Innovative plant health tool honoured in agri-tech awards
A ‘smart farming’ tool developed by a John Innes Centre researcher to help farmers apply fertiliser more efficiently has been recognised in one of the UK’s most prestigious agri-tech competitions.
Dr. Pawel Mikulski, a postdoctoral researcher at the John Innes Centre, reached the finals of the GROW Agri-Tech Business Plan Competition, held by Agri-Tech East and sponsored by Innovate UK.
Dr. Mikulski’s innovation addresses the problem that current fertiliser use is not environmentally sustainable and costly for farmers.
AgriOptimizer can also be used as a testing platform to assess general plant health status under treatments with new agrochemical products including biostimulants.
Dr. Mikulski explained: “Healthy plants and those with a disease or nutrient deficiency have well-defined distinguishable molecular signatures. Our test would build on this knowledge, identifying how the plant growth is being impacted and providing a prescription for optimising its performance.
“Next step in business development is to validate these molecular signatures on the farms, collaborate with the agronomists and agri-tech companies to match our solution to their plant diagnostics problems.
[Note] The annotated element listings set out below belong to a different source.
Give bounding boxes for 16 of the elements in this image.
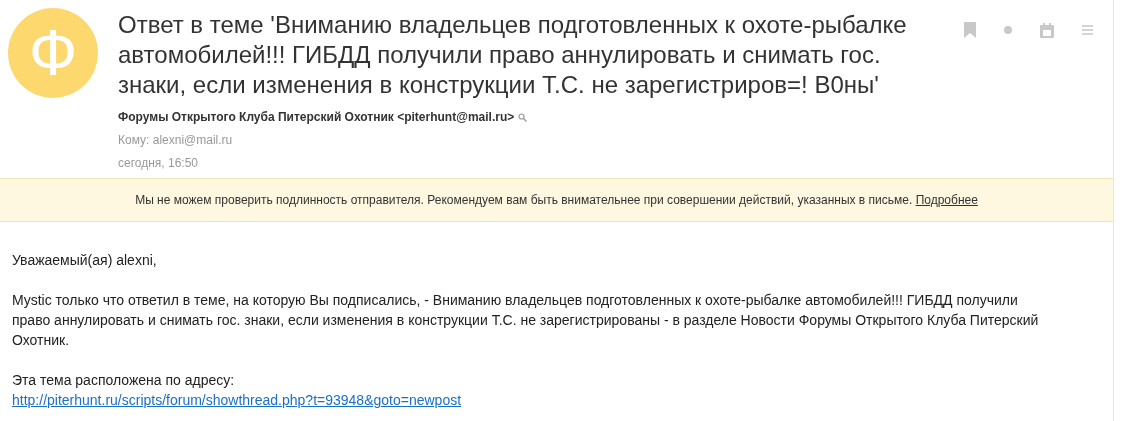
recipient: Кому: alexni@mail.ru xyxy=(118,133,234,147)
avatar: Ф xyxy=(8,8,98,98)
details-link[interactable]: Подробнее xyxy=(915,193,978,207)
message-text: Mystic только что ответил в теме, на которую Вы подписались, - Вниманию владельцев подготовленных к охоте-рыбалке автомобилей!!! ГИБДД получили право аннулировать и снимать гос. знаки, если изменения в конструкции Т.С. не зарегистрированы - в разделе Новости Форумы Открытого Клуба Питерский Охотник. xyxy=(12,291,1040,350)
calendar-icon[interactable] xyxy=(1040,22,1054,38)
date: сегодня, 16:50 xyxy=(118,156,200,170)
thread-link[interactable]: http://piterhunt.ru/scripts/forum/showthread.php?t=93948&goto=newpost xyxy=(12,392,462,408)
sender: Форумы Открытого Клуба Питерский Охотник <piterhunt@mail.ru> xyxy=(118,110,515,124)
search-icon[interactable] xyxy=(518,112,528,122)
dot-icon[interactable] xyxy=(1004,26,1012,34)
greeting: Уважаемый(ая) alexni, xyxy=(12,251,158,270)
address-label: Эта тема расположена по адресу: xyxy=(12,371,236,390)
warning-text: Мы не можем проверить подлинность отправителя. Рекомендуем вам быть внимательнее при совершении действий, указанных в письме. Подробнее xyxy=(135,193,978,207)
email-subject: Ответ в теме 'Вниманию владельцев подготовленных к охоте-рыбалке автомобилей!!! ГИБДД получили право аннулировать и снимать гос. знаки, если изменения в конструкции Т.С. не зарегистриров=! В0ны' xyxy=(118,10,908,100)
menu-icon[interactable] xyxy=(1082,25,1093,35)
bookmark-icon[interactable] xyxy=(964,22,976,38)
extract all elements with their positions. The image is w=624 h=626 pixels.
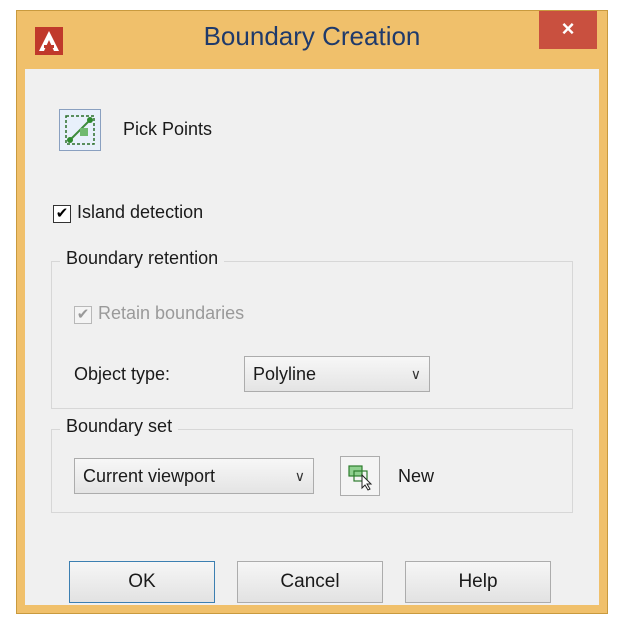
- close-button[interactable]: ×: [539, 11, 597, 49]
- help-button[interactable]: Help: [405, 561, 551, 603]
- cancel-button[interactable]: Cancel: [237, 561, 383, 603]
- boundary-set-value: Current viewport: [83, 466, 216, 486]
- boundary-retention-title: Boundary retention: [60, 248, 225, 269]
- boundary-creation-dialog: Boundary Creation × Pick Points ✔ Island…: [16, 10, 608, 614]
- ok-button[interactable]: OK: [69, 561, 215, 603]
- new-label: New: [398, 466, 435, 486]
- title-bar[interactable]: Boundary Creation ×: [17, 11, 607, 69]
- boundary-retention-group: Boundary retention ✔ Retain boundaries O…: [51, 248, 573, 409]
- new-selection-set-button[interactable]: [340, 456, 380, 496]
- retain-boundaries-label: Retain boundaries: [98, 303, 245, 323]
- pick-points-label: Pick Points: [123, 119, 213, 139]
- island-detection-checkbox[interactable]: ✔: [53, 205, 71, 223]
- retain-boundaries-checkbox[interactable]: ✔: [74, 306, 92, 324]
- boundary-set-title: Boundary set: [60, 416, 179, 437]
- boundary-set-group: Boundary set Current viewport ∨ New: [51, 416, 573, 513]
- object-type-value: Polyline: [253, 364, 317, 384]
- object-type-label: Object type:: [74, 364, 171, 384]
- dialog-title: Boundary Creation: [203, 21, 421, 51]
- boundary-set-select[interactable]: Current viewport ∨: [74, 458, 314, 494]
- chevron-down-icon: ∨: [294, 468, 305, 484]
- pick-points-icon: [65, 115, 95, 145]
- object-type-select[interactable]: Polyline ∨: [244, 356, 430, 392]
- dialog-body: Pick Points ✔ Island detection Boundary …: [25, 69, 599, 605]
- select-objects-icon: [348, 465, 373, 491]
- chevron-down-icon: ∨: [410, 366, 421, 382]
- island-detection-label[interactable]: Island detection: [77, 202, 203, 223]
- pick-points-button[interactable]: [59, 109, 101, 151]
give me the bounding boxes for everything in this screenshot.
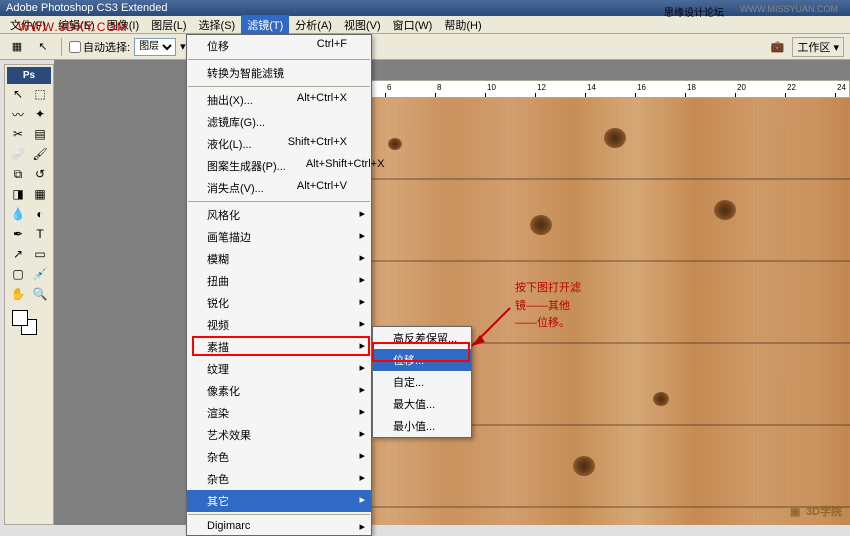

“The novelty of our technology lays in the capability to assess the level of multiple nutrients within the plant at the same time before visible crop health symptoms arise.
The end goal is to establish a commercial platform that offers comprehensive, early crop diagnostic service for agri-tech.
Dr. Mikulski works in the group of Prof. Dame Caroline Dean at the John Innes Centre focusing on developmental transitions in plants.
Dr. Jonathan Clarke, head of Business Development at the John Innes Centre, said: “The ability to precisely monitor plant health in the field will be a valuable tool for agronomists and farmers.
“Applying AgriOptimizer technology to evaluate the performance of new agronomy products and practices will play an important role in building farmer confidence and encouraging early adoption.”